As I sit here in early February planning for 2017 and beyond (a little late I know), I started to reflect on what happened in 2016.
2016 was, well, it was different. It was frustrating, stressful, amazing, loving, stressful (yes I know I already said that), terrifying, rewarding and more.
Whilst others in the UK and around the world were up in arms about 2016, celebrities dying, Brexit, Trump, and so on, I was not. I could have easily jumped on the #fuckyou2016 band wagon with them, but, I didn’t and heres why!
Two became three
I started 2016 excited, we were expecting our first child and I couldn’t wait.
Whilst things at home were exciting, things at work were becoming increasingly more frustrating, things were not going as I planned. As the weeks and months went on, it was getting to me more and more, but I brushed it aside.
It wasn’t until early April that everything changed. I was warned that everything would change when you have a child, and I literally ignored it. “Sure, yep, I’m sure it will (whatever!).”
But they were right, the birth of my daughter changed my thinking on everything. I no longer wanted to put every waking hour into work, my priorities changed, my family became my priority, she became my priority.
If you are not happy, it is not worth it
If somebody would have asked me a couple of years ago “what are you going to be doing in 2, 3 or 5 years time?”, I would have said “I will be right here, helping the business push forward”. But things change, shit happens!
A couple of months after the birth of my daughter, I was stressed, I mean really stressed. Through conversations with Bel (my wife), she stated they didn’t notice anything. However, I felt that I was bringing my issues home and that it was effecting them. It couldn’t go on.
Things at work were changing, in more ways than one. My relationship with a few people had changed, and I felt that I could no longer affect positive change in my role or on the rest of the business. This was making me unhappy and became an issue for me.
Now, this is not sour grapes, far from it. I understand how things work. Decisions are made for the good of the business, but that doesn’t mean that you are always going to like or agree with them.
It was at this stage that I really started to consider leaving, but I had no idea what I wanted to do.
I spoke to a number of people, including former colleagues, recruitment consultants, friends and family as I determined my next step.

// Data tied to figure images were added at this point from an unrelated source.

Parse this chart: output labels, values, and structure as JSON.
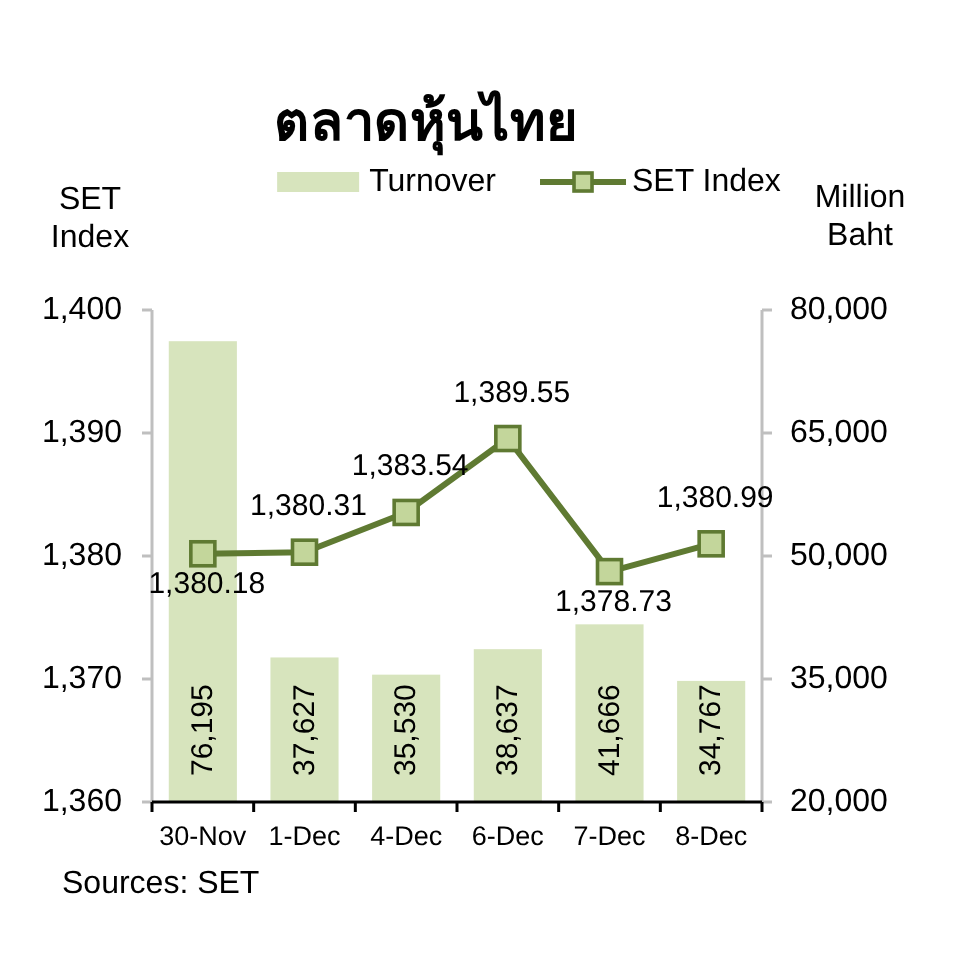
{
  "chart_data": {
    "type": "bar",
    "title": "ตลาดหุ้นไทย",
    "ylabel": "SET Index",
    "y2label": "Million Baht",
    "categories": [
      "30-Nov",
      "1-Dec",
      "4-Dec",
      "6-Dec",
      "7-Dec",
      "8-Dec"
    ],
    "series": [
      {
        "name": "Turnover",
        "axis": "y2",
        "color": "#d7e4bd",
        "values": [
          76195,
          37627,
          35530,
          38637,
          41666,
          34767
        ],
        "value_labels": [
          "76,195",
          "37,627",
          "35,530",
          "38,637",
          "41,666",
          "34,767"
        ]
      },
      {
        "name": "SET Index",
        "type": "line",
        "color": "#5f7a32",
        "values": [
          1380.18,
          1380.31,
          1383.54,
          1389.55,
          1378.73,
          1380.99
        ],
        "value_labels": [
          "1,380.18",
          "1,380.31",
          "1,383.54",
          "1,389.55",
          "1,378.73",
          "1,380.99"
        ]
      }
    ],
    "ylim": [
      1360,
      1400
    ],
    "yticks": [
      {
        "value": 1360,
        "label": "1,360"
      },
      {
        "value": 1370,
        "label": "1,370"
      },
      {
        "value": 1380,
        "label": "1,380"
      },
      {
        "value": 1390,
        "label": "1,390"
      },
      {
        "value": 1400,
        "label": "1,400"
      }
    ],
    "y2lim": [
      20000,
      80000
    ],
    "y2ticks": [
      {
        "value": 20000,
        "label": "20,000"
      },
      {
        "value": 35000,
        "label": "35,000"
      },
      {
        "value": 50000,
        "label": "50,000"
      },
      {
        "value": 65000,
        "label": "65,000"
      },
      {
        "value": 80000,
        "label": "80,000"
      }
    ],
    "marker": "square",
    "legend": "top",
    "annotations": [
      "Sources: SET"
    ]
  }
}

One person I spoke to said “If you are not happy, then it is not worth it!” It was this statement that really made my mind up.

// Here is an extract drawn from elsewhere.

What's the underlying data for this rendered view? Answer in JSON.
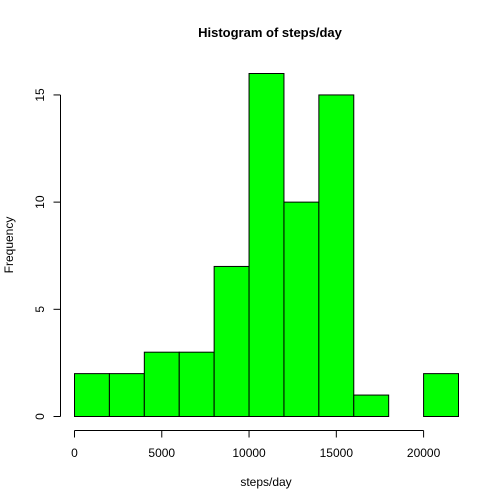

It all started with interviews for some really great companies. From a couple of web development agencies both locally and further afield, to one huge media organisation. Though I felt guilty for going for interviews, I knew I was doing the right thing, but there was one constant issue.
Whilst I progressed through different interview stages, meeting more senior members of the team, there was one nagging thing going on in my head.
Why don’t you try it yourself? This could be your only opportunity.
This thought kept whirring through my mind, but I had responsibilities, a newborn child, wife, mortgage. Could I make it work? Could I earn enough to support my family?
These thoughts led to Bel and I having long conversations, could we make it work? what if it fails? is it too soon?
Luckily, over the past few years I had managed to save some cash that was meant to be for rainy days. After crunching the numbers, and working out what we needed to do to survive, we worked out that those savings could cover us for a little while.
Worst case, I promised that I didn’t work after a few months I would just go and get a job. It was a combination of these two elements, I believe helped persuade Bel that I had to give it a go.
Shit, I quit. Now what?
Most people that make the decision I just did, take their time, build up a client list through freelancing enabling them to make an easy transition.
I had been so bought into the company since I started, that I was concerned I was going to change my mind. So, the morning after we made the decision I handed in my notice, there was no going back now.
A few days after handing in my notice, Bel and I agreed that I would take the entirety of August 2016 off. I promised that I wouldn’t do any work, I promised I would focus on recharging my batteries and my daughter.
Several days after I had that conversation with Bel, I had a chat with the management team who asked if I could stay on in a consulting capacity. This arrangement was great for me, but was also beneficial for the agency for a number of reasons.
For me, it meant I had guaranteed money for a period of time whilst I found my feet, something I felt I couldn’t turn down. It did however, mean I had some explaining to do. I was going to have to break my promise to Bel.
The honeymoon period isn’t forever
Fast forward a few months, and I started to get opportunities through word of mouth. Industry friends (you know who you are), started to recommend me for work, introducing me to companies that required my skill set.
I started to earn money.
My concerns of making it work are still there, and I think they always will be, but things are looking OK. This is all still new to me, and I am continuing to find my feet, but one thing I am sure about is the tough period that is always just around the corner. The honeymoon period will come to an end, I just need to be ready for it.
It is OK though, because as as I sit here this very moment typing, I wouldn’t change it for anything.
So, whilst people were tweeting #fuckyou2016, I was silently content, happy and excited about what the future held.